If you are a musician, go back to you instrument and pay attention how tango may have transformed your growth in musicality.  If you are a dancer, I suggest you return to dancing after you have joined a tango orchestra as a "aural musician."  Become the auditory-musician, and when you return to being a dancer, you are all the better dancer for it.  Please then, help your students learn to embody and interpret the phrasing, rhythms, timbre, melody and ensemblic expression of the music.

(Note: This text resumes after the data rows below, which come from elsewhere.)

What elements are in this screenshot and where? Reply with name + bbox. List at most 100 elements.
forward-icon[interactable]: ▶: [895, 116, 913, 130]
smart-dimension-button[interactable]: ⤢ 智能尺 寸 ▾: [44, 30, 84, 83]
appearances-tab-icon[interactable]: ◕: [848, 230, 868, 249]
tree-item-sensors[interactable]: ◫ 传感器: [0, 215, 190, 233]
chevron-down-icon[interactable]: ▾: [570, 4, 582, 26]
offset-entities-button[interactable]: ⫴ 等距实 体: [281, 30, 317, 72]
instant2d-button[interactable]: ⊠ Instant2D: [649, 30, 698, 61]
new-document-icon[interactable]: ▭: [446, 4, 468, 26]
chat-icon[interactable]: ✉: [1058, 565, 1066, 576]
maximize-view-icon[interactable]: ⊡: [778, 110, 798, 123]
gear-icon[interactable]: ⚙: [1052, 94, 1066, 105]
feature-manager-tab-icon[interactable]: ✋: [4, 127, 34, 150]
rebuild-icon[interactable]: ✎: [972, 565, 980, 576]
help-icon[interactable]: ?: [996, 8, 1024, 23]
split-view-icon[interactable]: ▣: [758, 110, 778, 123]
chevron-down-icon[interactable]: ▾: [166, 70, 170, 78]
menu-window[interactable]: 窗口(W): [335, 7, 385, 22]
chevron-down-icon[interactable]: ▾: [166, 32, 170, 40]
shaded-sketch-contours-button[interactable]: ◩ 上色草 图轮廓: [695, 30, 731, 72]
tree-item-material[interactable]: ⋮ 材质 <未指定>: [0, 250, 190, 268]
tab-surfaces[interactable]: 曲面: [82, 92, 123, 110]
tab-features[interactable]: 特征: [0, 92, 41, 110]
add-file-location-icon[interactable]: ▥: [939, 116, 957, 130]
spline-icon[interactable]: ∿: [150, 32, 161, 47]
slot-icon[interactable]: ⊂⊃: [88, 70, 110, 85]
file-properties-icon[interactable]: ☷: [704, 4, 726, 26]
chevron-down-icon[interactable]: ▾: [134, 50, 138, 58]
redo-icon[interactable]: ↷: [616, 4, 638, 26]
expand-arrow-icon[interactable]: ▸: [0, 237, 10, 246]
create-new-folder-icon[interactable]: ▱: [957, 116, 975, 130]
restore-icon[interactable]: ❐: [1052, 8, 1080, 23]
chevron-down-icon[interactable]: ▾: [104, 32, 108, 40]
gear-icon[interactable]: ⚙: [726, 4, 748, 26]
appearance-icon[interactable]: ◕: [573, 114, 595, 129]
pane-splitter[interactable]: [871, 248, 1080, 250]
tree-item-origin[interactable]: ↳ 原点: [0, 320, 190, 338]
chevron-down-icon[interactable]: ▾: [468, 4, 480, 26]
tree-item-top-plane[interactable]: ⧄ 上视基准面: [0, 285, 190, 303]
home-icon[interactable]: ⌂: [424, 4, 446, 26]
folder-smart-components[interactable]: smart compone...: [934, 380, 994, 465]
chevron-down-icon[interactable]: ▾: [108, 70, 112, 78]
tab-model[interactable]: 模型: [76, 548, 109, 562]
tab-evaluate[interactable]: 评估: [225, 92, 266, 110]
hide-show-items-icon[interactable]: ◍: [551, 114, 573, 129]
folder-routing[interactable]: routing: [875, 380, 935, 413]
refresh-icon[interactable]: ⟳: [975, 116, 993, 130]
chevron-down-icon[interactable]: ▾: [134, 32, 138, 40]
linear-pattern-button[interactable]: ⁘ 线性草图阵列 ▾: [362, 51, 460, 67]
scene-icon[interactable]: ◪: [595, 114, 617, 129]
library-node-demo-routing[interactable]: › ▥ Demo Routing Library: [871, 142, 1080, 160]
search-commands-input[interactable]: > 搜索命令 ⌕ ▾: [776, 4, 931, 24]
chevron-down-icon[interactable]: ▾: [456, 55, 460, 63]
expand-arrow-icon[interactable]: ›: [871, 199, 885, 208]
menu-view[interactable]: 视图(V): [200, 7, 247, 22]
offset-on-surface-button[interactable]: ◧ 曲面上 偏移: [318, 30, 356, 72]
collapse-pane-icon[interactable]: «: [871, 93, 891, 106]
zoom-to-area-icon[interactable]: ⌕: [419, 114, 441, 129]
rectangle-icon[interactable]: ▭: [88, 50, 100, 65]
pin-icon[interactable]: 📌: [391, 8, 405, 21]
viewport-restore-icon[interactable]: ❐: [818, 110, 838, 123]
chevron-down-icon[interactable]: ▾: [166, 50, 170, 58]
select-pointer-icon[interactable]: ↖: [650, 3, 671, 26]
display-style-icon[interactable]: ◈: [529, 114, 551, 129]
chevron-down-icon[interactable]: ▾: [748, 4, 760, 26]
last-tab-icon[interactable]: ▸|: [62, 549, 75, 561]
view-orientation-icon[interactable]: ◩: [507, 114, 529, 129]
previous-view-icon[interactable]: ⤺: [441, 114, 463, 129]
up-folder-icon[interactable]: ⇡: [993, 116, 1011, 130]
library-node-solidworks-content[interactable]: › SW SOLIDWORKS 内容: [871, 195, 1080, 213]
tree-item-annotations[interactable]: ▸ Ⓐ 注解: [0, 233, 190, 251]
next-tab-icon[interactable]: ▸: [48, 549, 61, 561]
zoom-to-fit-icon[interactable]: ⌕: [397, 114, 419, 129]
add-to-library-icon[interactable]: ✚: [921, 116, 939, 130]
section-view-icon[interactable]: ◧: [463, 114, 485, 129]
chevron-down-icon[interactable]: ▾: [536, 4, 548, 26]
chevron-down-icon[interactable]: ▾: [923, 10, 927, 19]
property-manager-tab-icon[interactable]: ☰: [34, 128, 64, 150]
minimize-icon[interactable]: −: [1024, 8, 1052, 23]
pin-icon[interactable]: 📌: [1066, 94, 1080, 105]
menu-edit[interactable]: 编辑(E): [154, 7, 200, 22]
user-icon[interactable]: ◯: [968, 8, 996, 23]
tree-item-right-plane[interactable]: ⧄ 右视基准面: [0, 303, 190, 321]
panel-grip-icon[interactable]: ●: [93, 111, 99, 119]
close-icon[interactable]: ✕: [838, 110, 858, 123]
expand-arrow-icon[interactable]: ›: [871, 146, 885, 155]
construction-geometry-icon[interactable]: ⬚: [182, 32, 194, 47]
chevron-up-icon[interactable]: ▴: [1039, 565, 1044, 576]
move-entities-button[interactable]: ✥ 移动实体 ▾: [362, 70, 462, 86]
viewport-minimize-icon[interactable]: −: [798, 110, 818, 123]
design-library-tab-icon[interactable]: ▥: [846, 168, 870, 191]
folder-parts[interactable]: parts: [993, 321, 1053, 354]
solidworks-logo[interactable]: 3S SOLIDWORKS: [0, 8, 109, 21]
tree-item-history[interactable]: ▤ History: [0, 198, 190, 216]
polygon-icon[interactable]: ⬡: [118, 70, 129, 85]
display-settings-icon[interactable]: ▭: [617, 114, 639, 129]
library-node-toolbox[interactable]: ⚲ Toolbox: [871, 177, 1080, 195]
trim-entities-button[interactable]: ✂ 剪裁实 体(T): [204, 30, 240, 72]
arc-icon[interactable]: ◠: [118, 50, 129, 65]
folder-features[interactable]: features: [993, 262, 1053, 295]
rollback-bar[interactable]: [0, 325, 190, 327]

Photo Credit for the harp (and a very good resource for hearing/listening):
http://www.tomatis.com/en/tomatis-method/areas-of-application/improvement-of-the-voice-and-of-musicality.html

Photo Credit for the player piano:  http://www.williamsmithandsonspianomovers.com/wspm_quote.asp

A great resource:  Here's a blog on aural skills, which is very enlightening. (http://tobyrush.blogspot.com/2008/09/aural-skills-is-funny-thing.html)


5 comments:

  1. Marcel Marceau interpreting Canaro (Orq. Mario Demarco)
    http://www.youtube.com/watch?v=D8brJ1S3VXk
    He is not dancing Tango, but he got the music!

    ReplyDelete
  2. It's much more than adornos or even 'hitting the notes'. As a couple, you are two extra instruments that add themselves to an orchestra, with its particular use of counterpoint (yes, there is even counterpoint even though you and the orchestra can't really be _harmonically_ interdependent. Sometimes, though, what I and the follower have just stepped to has its own melody in my head that goes with _that_ rhythm, and I can actually _sing_ it --sometimes to the chagrin or the delight of my follower).

    When the 'flow' is right, the leader and the follower each adorn in their own manner and at different moments, and you even _don't_ hit some of the notes in the orchestra because you'll let them shine more if you don't step to them (I really do have an issue with some couples who elbow the orchestra out of the picture; it's not all about me, me, me)...

    ReplyDelete
  3. Nice article, Mark. And I agree with your point about misguided teaching of musicality. Musicality is receptiveness and creativity, and comes solely from an individual's experience of music. The best dance teachers foster musicality simply by doing nothing that sabotages its natural development in each student - such as trying to teach it.

    ReplyDelete
  4. what happened to the promised video of the guy with the stiff legs? Is it my browser or is it actually missing?

    ReplyDelete
  5. Strangely enough the embedded video did indeed disappear. The video is of Charlie Chaplin "dancing" with forks. Thanks for pointing this out!